Islam: Mathematical Righteousness

"Every Muslim fears the scales of justice, which weigh his good deeds against his bad deeds," writes Ergun and Emir Caner, in their book, Unveiling Islam.

This is best illustrated by the following parable:

A man is hired and is told that at the end of five years he will be given a million dollars if he performs well.

He is given certain duties but is not told how he is to judge whether he is doing the job right or not. He is given an instruction manual for the job but is told that it is inaccurate; that the only good copy is written in a language that he cannot read.

All he knows is that he must be right at least 51 percent of the time or he will get nothing. Would you be willing to work for five years never knowing for sure whether you would get the million dollars or nothing?

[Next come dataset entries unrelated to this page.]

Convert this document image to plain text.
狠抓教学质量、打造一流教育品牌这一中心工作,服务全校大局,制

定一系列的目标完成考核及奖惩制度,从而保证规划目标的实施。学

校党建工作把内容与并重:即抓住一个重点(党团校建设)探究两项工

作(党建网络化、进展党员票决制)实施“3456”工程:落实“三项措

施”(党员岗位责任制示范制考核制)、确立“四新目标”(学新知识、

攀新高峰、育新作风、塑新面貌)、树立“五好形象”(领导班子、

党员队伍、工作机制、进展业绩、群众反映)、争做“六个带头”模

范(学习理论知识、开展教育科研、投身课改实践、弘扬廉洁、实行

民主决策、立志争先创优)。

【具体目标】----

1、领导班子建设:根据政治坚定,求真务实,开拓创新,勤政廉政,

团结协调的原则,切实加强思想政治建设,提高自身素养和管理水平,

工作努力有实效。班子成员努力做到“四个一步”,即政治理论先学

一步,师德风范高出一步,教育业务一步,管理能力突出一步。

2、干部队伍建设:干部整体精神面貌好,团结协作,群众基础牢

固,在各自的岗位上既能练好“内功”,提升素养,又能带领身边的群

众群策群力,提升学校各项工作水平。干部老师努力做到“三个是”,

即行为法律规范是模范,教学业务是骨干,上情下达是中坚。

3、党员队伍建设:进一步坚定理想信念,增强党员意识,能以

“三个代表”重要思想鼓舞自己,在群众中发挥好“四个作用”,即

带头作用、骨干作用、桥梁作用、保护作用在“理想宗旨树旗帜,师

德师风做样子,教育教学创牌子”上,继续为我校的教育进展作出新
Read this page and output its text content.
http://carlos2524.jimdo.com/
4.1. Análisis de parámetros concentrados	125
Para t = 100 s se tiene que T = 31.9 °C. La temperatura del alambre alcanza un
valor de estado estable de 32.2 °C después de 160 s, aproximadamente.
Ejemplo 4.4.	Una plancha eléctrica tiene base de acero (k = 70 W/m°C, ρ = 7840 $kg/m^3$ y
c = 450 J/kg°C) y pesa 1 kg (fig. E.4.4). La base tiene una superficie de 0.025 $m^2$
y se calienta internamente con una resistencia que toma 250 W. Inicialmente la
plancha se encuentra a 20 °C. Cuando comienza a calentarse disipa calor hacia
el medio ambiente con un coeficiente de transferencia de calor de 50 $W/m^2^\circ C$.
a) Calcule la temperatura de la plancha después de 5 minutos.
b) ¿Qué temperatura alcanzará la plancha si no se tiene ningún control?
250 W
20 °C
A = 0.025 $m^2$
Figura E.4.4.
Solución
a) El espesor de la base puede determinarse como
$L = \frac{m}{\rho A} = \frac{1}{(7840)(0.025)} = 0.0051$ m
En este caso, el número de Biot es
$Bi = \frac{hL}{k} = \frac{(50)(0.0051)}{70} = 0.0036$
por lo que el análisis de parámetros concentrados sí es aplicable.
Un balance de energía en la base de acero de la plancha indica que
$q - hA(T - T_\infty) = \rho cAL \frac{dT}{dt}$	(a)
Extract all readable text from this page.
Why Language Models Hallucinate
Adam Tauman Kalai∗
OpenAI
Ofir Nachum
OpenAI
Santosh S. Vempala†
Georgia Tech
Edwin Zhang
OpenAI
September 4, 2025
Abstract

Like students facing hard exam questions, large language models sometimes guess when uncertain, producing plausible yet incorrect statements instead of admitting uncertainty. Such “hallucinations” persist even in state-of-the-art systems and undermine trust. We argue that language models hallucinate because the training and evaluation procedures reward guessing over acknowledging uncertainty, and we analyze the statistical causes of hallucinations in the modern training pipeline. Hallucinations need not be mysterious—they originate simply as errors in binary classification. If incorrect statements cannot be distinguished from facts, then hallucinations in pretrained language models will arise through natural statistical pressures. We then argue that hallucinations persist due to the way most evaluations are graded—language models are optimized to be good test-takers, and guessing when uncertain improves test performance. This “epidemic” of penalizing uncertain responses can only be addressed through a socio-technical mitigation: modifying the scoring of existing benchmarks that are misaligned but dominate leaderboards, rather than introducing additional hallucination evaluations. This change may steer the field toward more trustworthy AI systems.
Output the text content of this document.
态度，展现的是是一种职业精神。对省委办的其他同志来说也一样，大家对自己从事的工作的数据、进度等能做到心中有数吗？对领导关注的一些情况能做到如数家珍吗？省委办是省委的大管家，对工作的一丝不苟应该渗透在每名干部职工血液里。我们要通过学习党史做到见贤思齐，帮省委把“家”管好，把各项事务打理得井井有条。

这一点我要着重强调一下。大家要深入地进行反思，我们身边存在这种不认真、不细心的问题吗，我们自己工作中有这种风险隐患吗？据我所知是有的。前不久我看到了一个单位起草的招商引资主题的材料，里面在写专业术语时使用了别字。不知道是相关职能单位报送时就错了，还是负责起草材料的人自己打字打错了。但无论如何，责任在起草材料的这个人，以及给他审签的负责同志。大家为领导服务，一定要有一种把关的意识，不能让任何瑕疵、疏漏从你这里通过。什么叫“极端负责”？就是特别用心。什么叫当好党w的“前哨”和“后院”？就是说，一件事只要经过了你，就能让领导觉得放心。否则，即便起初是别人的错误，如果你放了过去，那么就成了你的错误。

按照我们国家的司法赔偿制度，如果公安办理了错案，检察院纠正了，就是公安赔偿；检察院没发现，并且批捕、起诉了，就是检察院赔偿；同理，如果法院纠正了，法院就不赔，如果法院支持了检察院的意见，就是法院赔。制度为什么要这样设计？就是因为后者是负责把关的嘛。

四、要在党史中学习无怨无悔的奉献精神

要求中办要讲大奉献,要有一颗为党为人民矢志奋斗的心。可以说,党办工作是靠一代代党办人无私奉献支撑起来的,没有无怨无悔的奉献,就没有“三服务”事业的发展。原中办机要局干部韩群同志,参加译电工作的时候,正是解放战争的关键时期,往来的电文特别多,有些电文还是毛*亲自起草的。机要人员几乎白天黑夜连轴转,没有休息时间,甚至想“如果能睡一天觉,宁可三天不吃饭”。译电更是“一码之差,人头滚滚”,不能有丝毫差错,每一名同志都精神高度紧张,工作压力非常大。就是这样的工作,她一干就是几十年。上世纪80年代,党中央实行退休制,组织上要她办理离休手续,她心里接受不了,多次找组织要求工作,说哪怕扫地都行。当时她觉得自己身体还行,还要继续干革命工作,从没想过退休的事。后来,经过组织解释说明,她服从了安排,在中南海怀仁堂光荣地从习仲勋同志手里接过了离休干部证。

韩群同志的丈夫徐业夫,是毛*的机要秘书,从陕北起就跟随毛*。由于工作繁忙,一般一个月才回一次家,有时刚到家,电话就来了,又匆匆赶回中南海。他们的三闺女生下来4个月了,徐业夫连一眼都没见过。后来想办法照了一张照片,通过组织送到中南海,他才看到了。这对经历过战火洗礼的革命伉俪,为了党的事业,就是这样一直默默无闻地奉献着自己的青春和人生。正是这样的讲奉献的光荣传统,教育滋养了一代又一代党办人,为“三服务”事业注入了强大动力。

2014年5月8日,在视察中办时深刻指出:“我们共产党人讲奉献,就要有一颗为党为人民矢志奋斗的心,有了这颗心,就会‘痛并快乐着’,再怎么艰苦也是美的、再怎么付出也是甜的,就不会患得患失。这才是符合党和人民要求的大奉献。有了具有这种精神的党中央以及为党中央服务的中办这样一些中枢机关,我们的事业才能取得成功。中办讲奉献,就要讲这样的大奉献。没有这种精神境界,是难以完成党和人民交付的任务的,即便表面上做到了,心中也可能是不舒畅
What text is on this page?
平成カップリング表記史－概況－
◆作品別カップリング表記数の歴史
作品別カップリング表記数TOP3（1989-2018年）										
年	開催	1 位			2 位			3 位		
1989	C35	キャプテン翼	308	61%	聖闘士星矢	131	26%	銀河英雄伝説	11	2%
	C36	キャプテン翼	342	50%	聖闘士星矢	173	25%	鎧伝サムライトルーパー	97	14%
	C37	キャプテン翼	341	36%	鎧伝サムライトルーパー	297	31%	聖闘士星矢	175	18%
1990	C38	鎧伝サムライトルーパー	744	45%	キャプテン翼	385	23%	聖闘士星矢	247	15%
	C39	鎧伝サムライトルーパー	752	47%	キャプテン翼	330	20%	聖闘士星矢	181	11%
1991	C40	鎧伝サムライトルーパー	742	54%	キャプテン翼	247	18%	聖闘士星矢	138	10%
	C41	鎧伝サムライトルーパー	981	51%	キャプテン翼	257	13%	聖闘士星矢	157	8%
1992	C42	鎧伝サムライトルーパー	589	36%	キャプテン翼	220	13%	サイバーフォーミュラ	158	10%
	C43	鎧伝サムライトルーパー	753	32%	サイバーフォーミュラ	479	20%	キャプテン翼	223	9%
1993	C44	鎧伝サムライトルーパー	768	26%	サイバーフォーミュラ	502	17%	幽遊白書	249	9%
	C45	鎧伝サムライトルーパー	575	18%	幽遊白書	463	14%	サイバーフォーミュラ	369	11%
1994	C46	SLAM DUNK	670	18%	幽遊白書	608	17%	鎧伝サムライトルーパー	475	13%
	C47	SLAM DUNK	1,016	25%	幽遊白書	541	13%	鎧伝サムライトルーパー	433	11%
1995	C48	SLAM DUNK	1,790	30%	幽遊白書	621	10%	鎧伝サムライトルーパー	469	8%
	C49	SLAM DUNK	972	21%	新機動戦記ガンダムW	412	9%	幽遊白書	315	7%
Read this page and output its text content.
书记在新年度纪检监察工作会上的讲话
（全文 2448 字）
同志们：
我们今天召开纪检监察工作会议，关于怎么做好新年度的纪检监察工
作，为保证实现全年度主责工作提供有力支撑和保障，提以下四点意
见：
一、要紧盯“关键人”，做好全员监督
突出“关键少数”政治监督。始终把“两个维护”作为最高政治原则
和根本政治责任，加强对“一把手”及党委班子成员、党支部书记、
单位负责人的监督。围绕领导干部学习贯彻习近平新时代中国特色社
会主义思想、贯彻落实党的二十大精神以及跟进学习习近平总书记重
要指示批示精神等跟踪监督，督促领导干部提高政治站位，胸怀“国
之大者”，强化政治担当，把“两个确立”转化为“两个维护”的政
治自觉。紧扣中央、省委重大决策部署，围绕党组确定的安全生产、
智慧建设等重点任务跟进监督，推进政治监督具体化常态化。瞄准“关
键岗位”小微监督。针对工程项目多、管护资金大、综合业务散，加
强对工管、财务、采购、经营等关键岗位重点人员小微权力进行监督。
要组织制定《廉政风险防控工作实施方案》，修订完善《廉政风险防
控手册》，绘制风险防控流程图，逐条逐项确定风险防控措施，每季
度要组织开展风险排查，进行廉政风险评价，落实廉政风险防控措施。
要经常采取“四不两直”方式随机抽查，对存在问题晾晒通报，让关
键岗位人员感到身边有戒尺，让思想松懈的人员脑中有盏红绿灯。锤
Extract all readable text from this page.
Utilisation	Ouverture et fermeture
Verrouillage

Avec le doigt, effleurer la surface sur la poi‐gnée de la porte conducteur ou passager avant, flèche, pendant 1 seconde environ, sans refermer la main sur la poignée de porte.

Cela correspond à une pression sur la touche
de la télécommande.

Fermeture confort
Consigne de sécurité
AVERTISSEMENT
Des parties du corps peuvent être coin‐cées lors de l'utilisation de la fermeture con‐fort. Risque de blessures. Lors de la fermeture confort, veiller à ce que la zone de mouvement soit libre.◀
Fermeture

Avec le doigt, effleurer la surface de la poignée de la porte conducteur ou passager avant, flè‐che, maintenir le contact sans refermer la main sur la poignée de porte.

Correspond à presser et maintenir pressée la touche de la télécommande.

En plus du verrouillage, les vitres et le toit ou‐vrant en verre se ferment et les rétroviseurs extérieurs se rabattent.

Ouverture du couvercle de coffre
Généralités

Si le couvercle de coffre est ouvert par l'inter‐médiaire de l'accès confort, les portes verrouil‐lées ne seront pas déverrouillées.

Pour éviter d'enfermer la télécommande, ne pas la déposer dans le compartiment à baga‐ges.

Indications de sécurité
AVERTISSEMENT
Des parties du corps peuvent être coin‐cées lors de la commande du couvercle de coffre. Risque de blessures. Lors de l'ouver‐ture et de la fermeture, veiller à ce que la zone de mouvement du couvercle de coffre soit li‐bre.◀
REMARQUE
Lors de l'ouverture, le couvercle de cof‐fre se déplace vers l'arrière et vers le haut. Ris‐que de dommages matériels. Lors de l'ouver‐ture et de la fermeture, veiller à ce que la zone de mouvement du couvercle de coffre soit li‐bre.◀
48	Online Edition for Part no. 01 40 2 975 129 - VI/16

As in the parable, the Muslim has no assurance of heaven. He is in the "terror of the balances." Will his good deeds, prayers and other rituals balance favorably against his sins to be accepted by Allah into paradise? He can never know for sure.

The Caners were raised in a Muslim family and found salvation in Christ as young men. They learned that the Bible taught that we can know that we have eternal life.

They write: "Good works no more cover bad works than an act of kindness can take away the guilt of a murderer. If you are a criminal, justice demands that punishment must be meted out. And it was. Jesus Christ paid the infinite penalty for sin."

Unveiling Islam provides a background in basic Muslim beliefs and presents a practical strategy that Christians can use to open a productive dialogue with Muslims.